While a lot of hardware stores sell window sills made of high-density foam, wooden sills are the old-school favorites. The popular wood to make sills is the Ponderosa pine, but you can use any other decay-resistant wood as well.
Always choose the best quality, select grade timber to work with. Try and make sure the wood doesn’t have knots, so you will not need to sand it. Your wood should also never be warped or bowed.
What materials and tools will you need?
- Either 1×6” or 1×8” pine board, depending on the depth of your window. The most common depth is 1×6”.
- A paint sprayer
- Paint in the color you want your sill
- A Miter saw
- Jigsaw and jigsaw blade
- A high-quality construction adhesive
- Tape measure
- Drop cloth
- Safety goggles
- Face mask
How to build a window sill
- The first thing you will need to do is to remove your old sill.

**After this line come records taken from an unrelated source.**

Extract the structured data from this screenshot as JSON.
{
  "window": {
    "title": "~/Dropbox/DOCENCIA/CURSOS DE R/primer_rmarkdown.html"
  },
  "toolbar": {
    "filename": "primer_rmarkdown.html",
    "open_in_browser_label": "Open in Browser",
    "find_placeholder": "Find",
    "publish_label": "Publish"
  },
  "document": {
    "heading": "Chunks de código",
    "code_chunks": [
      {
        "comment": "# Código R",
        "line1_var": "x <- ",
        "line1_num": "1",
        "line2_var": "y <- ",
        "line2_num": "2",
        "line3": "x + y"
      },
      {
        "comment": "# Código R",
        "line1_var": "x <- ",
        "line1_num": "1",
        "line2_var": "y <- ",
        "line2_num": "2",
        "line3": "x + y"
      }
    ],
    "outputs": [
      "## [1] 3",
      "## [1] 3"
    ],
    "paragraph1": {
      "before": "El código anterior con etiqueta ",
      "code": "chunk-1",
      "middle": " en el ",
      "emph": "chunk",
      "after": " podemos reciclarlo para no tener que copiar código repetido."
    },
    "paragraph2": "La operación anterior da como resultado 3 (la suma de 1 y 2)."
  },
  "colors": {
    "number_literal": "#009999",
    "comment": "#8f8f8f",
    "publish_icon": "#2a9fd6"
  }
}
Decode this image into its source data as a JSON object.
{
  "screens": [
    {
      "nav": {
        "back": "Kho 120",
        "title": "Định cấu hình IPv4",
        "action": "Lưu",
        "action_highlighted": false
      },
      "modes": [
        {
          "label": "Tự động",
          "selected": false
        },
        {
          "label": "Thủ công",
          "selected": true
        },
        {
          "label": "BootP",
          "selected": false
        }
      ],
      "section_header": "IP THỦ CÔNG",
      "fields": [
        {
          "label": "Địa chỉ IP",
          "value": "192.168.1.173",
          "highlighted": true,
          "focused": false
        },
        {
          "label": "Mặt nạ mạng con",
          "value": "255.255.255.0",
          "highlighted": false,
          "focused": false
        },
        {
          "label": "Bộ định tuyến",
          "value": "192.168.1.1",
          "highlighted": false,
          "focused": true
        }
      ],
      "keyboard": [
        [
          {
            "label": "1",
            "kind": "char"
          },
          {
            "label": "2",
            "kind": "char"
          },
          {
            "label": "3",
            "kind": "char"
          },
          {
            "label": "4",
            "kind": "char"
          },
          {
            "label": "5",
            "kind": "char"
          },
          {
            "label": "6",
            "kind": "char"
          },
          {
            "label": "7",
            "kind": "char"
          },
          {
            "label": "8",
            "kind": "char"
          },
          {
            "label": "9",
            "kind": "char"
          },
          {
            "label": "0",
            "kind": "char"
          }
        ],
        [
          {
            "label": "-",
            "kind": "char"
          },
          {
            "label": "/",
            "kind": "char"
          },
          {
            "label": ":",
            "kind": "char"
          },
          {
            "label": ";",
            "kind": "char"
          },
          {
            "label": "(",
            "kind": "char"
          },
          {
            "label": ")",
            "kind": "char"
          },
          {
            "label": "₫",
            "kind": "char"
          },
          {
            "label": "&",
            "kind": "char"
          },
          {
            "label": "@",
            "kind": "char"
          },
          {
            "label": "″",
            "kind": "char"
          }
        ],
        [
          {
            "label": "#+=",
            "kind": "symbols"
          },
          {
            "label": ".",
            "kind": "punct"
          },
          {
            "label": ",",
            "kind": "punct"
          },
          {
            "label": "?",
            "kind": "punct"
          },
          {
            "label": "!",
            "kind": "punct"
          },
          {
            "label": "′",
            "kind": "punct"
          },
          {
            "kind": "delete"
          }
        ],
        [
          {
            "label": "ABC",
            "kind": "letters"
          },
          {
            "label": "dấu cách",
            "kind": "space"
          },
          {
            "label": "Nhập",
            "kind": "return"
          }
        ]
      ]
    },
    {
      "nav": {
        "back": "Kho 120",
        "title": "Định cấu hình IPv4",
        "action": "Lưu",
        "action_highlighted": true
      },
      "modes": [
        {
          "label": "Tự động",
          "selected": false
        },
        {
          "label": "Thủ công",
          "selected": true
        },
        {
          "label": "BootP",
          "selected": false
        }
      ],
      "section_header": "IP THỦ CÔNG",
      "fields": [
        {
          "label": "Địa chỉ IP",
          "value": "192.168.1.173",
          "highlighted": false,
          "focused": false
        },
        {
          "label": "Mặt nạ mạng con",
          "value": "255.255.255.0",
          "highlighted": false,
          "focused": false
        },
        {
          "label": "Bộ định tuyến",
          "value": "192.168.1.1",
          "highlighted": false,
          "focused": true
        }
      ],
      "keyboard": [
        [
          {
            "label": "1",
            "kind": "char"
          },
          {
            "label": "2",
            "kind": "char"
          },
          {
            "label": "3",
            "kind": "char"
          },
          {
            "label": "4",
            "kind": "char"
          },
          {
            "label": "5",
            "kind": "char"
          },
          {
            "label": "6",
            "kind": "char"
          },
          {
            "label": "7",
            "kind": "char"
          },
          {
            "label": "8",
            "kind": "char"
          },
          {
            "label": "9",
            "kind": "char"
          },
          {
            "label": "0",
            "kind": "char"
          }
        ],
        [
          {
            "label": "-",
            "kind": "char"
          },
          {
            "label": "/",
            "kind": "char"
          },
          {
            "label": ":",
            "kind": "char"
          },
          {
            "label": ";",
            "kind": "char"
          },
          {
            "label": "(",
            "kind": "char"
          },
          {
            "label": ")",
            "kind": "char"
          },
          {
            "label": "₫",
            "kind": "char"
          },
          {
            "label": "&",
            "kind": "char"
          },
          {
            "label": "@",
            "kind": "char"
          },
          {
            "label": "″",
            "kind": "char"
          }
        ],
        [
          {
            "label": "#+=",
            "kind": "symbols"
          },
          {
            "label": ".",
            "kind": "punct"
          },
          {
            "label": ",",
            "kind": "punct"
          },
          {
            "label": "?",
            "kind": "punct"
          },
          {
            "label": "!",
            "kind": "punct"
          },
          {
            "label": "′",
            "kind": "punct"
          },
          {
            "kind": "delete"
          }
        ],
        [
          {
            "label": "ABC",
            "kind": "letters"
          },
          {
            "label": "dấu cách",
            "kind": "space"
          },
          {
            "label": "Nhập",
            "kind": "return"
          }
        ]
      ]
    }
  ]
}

To do that, begin by breaking the caulking seal using a box cutter. Once that is done, use either a large flathead screwdriver or a mallet and chisel to remove them.
- Next, measure the depth and width of the window. If you’re working on multiple windows, it would help to make a list of each of them and name them, so you won’t get confused.
- Cut your board into the right length for your sill using a miter saw. The reason a miter saw is ideal for the job is because of its ability to give you the cleanest cut. Alternately, you could also get the job done for you at your local big box lumber store.
Remember to use the best side of the wood for the front of the sill. Also, while working on multiple windows, remember to mark the back of each cut piece so you know which window it belongs to.
- Once that is done, measure and mark how much you want the sill to extend on either side of the window. Also, mark the depth of each window and how much of an overhang you want.
If you want the sill to have rounded edges, mark those off as well. You can use something as simple as a cup to help you mark those. If you’re using square edges, you’re good to start cutting.
Cut out each side using a high tooth jigsaw blade. Then, fit your window sill in place and see if you need to trim a little off the sides or clean out the sill area a little more so it can sit flat. If you need to do any trimming, be extremely conservative while doing it. You don’t want to take off too much.
- Using 220 grit sandpaper and an orbital sander, gently sand off any rough and uneven parts. Wipe down any sawdust so the sill is ready for painting.
- Elevate your cut window sills on boards with a drop cloth underneath. Then, do a test spray to make sure everything is alright.
Begin painting in a slow back and forth movement. Keep in mind that using your entire arm instead of just your wrists will help you get a more even coat.
Once the first coat dries, apply a second coat using the same technique.
- Next up, installing your window sill. This is where the construction adhesive comes in handy. Apply the adhesive onto the sill and fix it in place. Make sure the window sill is sitting flat.
If you have wooden window frames, you can use a few brad nails to help hold the sill in place.
- In case you’ve used nails, use wood filler to close the nail holes. Finish off the area underneath the sill and the edges using painter’s caulk. You’ve now successfully made and built a new window sill!